Le euro est de retour sur le devant de la scène – COMMERCIALBANK Nouvelles | 09/12/2024 10:26:28 GMT| Par Équipe d’analyses de TradingPro
Aujourd’hui, c’est à nouveau le moment avec la réunion de la BCE, où elle est autorisée à prendre la parole et à jouer son rôle. La décision sur les taux d’intérêt n’est pas très excitante en soi, car le consensus prévoit une réduction de 25 points de base du taux de dépôt, qui passerait ensuite à 3,50%. Néanmoins, il y a deux aspects intéressants cette fois-ci, note l’analyste FX de la Commerzbank, Antje Praefcke.
« Les acteurs du marché ne doivent pas être confus si un message apparaît soudainement à l’écran indiquant que la BCE a réduit le taux de refinancement principal de 60 points de base ». Les banquiers centraux ont décidé de réduire l’écart entre les taux de refinancement principal et de dépôt de 50 à 15 points de base lorsqu’ils ont ajusté leur « cadre opérationnel » en mars. Comme le taux de dépôt, le taux de prêt marginal sera réduit de 25 points de base à 3,90%.
« L’aspect bien plus important, cependant, est la question de l’évolution du cycle de réduction. La prochaine étape interviendra-t-elle en octobre, ou seulement en décembre ? Ceux qui sont en faveur d’octobre pourraient invoquer l’inflation, qui était presque sur la cible à 2,2% en août, et la faiblesse de l’économie. Nos experts ne s’attendent pas à ce que la prochaine étape intervienne aussi tôt qu’en octobre, et le marché n’est pas convaincu non plus, car il voit actuellement environ 40% de chances que cela se produise ».
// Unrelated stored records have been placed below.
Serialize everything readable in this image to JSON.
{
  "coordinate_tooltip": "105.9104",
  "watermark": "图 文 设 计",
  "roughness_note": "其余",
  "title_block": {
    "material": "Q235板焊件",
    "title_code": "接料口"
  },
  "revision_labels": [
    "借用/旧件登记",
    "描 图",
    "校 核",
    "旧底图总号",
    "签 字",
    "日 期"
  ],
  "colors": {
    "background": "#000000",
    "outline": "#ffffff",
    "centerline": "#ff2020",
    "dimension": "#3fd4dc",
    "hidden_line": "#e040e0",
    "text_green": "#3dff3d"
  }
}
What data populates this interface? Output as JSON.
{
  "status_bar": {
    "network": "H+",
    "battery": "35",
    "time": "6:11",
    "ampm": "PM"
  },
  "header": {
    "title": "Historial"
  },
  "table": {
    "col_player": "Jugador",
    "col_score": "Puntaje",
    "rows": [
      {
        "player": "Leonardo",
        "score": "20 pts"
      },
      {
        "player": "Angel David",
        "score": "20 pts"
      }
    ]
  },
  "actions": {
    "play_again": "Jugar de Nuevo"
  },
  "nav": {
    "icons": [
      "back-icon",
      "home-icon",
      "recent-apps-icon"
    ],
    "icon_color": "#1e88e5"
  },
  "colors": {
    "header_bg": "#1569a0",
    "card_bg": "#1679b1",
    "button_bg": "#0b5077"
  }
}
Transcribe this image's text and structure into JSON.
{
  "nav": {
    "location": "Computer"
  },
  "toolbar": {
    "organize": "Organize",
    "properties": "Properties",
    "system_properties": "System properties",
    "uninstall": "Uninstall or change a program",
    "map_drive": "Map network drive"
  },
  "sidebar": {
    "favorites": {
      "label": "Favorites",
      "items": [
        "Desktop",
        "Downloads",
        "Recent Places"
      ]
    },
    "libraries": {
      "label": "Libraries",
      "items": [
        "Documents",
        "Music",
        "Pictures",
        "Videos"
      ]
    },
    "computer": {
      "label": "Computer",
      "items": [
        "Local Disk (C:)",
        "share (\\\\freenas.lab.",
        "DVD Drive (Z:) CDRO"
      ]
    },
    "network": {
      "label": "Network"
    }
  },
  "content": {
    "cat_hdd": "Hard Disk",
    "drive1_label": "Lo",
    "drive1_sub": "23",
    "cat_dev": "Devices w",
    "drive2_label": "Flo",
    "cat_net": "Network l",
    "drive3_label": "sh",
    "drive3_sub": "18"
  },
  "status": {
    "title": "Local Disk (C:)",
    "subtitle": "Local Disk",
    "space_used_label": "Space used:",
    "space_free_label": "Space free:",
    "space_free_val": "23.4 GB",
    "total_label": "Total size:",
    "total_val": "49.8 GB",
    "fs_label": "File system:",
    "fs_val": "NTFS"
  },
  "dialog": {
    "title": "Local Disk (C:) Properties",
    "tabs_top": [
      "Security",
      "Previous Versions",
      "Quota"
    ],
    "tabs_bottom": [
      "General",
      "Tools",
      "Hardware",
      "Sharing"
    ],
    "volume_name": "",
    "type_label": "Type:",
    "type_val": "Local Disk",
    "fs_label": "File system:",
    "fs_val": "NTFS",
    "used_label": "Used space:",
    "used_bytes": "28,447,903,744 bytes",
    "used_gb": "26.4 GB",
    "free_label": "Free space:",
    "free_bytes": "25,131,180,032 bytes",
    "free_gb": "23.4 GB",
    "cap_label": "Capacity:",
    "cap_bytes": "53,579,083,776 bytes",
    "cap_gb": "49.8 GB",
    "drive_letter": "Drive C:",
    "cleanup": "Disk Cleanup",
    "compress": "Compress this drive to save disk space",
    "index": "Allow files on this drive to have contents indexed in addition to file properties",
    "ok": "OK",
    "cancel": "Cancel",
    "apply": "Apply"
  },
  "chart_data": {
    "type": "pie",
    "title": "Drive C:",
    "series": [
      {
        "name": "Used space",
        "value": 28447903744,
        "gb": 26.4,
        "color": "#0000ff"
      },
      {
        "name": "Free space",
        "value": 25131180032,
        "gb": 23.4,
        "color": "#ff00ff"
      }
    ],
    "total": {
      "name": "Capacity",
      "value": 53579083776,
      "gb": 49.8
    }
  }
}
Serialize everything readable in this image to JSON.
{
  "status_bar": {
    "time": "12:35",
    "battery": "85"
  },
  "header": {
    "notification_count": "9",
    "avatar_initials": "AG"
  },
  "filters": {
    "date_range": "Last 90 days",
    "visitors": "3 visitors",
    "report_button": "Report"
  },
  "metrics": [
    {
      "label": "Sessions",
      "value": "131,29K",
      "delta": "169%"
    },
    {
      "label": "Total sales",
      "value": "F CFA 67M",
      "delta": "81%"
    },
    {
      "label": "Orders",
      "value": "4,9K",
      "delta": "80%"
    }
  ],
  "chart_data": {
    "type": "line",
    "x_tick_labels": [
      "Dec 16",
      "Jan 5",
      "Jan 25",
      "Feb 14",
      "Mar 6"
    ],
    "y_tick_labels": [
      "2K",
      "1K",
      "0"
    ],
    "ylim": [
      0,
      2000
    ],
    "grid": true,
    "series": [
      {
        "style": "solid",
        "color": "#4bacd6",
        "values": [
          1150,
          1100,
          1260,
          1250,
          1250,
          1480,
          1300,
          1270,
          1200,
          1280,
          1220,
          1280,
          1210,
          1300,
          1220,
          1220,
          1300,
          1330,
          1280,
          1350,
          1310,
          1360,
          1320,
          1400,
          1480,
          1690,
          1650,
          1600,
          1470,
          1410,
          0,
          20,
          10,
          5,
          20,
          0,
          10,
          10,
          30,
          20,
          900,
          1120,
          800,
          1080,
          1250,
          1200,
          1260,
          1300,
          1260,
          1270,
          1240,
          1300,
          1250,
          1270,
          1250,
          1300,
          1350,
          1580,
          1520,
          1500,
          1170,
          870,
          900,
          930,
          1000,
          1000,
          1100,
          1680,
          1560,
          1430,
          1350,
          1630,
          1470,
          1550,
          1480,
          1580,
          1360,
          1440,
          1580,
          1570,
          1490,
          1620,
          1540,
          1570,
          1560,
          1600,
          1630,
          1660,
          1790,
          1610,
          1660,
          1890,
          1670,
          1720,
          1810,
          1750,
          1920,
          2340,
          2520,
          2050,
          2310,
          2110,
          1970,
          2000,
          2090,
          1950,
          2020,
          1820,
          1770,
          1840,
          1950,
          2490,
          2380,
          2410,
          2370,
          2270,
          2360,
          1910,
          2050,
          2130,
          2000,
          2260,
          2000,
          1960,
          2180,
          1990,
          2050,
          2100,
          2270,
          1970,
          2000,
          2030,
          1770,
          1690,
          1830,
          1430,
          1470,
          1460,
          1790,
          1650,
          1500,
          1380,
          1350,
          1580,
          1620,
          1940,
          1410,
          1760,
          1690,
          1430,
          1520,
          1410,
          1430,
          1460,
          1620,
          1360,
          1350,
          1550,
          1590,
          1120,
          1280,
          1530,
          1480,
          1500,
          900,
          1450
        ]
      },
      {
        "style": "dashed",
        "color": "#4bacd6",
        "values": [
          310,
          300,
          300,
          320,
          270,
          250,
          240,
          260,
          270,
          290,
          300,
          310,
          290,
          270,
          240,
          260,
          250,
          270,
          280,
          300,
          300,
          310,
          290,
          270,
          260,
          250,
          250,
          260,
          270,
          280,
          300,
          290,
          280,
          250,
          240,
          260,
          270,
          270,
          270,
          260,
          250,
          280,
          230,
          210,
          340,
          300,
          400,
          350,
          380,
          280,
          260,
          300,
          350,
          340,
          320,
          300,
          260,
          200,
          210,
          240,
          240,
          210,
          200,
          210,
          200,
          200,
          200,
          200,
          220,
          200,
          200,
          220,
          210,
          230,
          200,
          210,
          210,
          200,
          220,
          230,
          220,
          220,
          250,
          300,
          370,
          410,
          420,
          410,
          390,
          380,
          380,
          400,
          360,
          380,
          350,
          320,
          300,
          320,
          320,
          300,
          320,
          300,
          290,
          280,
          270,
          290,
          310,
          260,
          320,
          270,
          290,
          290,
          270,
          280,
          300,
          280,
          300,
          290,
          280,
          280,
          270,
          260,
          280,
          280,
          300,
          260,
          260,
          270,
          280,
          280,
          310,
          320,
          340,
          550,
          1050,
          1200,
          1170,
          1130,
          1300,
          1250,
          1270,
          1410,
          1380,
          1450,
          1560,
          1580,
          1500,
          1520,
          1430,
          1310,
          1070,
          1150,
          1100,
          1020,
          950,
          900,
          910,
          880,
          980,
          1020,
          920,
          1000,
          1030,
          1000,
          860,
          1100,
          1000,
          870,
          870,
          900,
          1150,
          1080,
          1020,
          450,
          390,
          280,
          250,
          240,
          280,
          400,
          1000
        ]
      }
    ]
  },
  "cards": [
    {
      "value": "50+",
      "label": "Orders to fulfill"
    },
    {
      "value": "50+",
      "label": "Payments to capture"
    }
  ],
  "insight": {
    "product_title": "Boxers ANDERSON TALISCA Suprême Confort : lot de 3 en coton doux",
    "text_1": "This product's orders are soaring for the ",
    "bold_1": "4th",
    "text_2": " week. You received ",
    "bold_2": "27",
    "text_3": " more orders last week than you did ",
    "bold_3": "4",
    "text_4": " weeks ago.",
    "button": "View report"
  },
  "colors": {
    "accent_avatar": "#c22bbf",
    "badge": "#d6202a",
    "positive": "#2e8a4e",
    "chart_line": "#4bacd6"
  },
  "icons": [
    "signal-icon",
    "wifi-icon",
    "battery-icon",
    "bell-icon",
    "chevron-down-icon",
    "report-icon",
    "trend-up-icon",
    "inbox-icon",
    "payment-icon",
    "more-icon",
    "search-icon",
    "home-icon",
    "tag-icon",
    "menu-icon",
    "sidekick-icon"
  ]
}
« Et c’est précisément là que le bât blesse pour l’euro. Car si la Présidente Lagarde continue d’insister sur la dépendance aux données de la décision, le marché pourrait interpréter cela comme signifiant que la prochaine hausse de taux pourrait intervenir dès octobre. L’euro pourrait alors être sous pression et probablement baisser davantage à chaque chiffre de prix ou indicateur économique plus faible au cours des prochaines semaines. Pour moi, les risques pour l’euro sont aujourd’hui distribués de manière asymétrique. Bien que la monnaie unique donne le ton dans l’EUR/USD aujourd’hui, je crains que l’euro ne soit plus susceptible de perdre du terrain face au dollar ».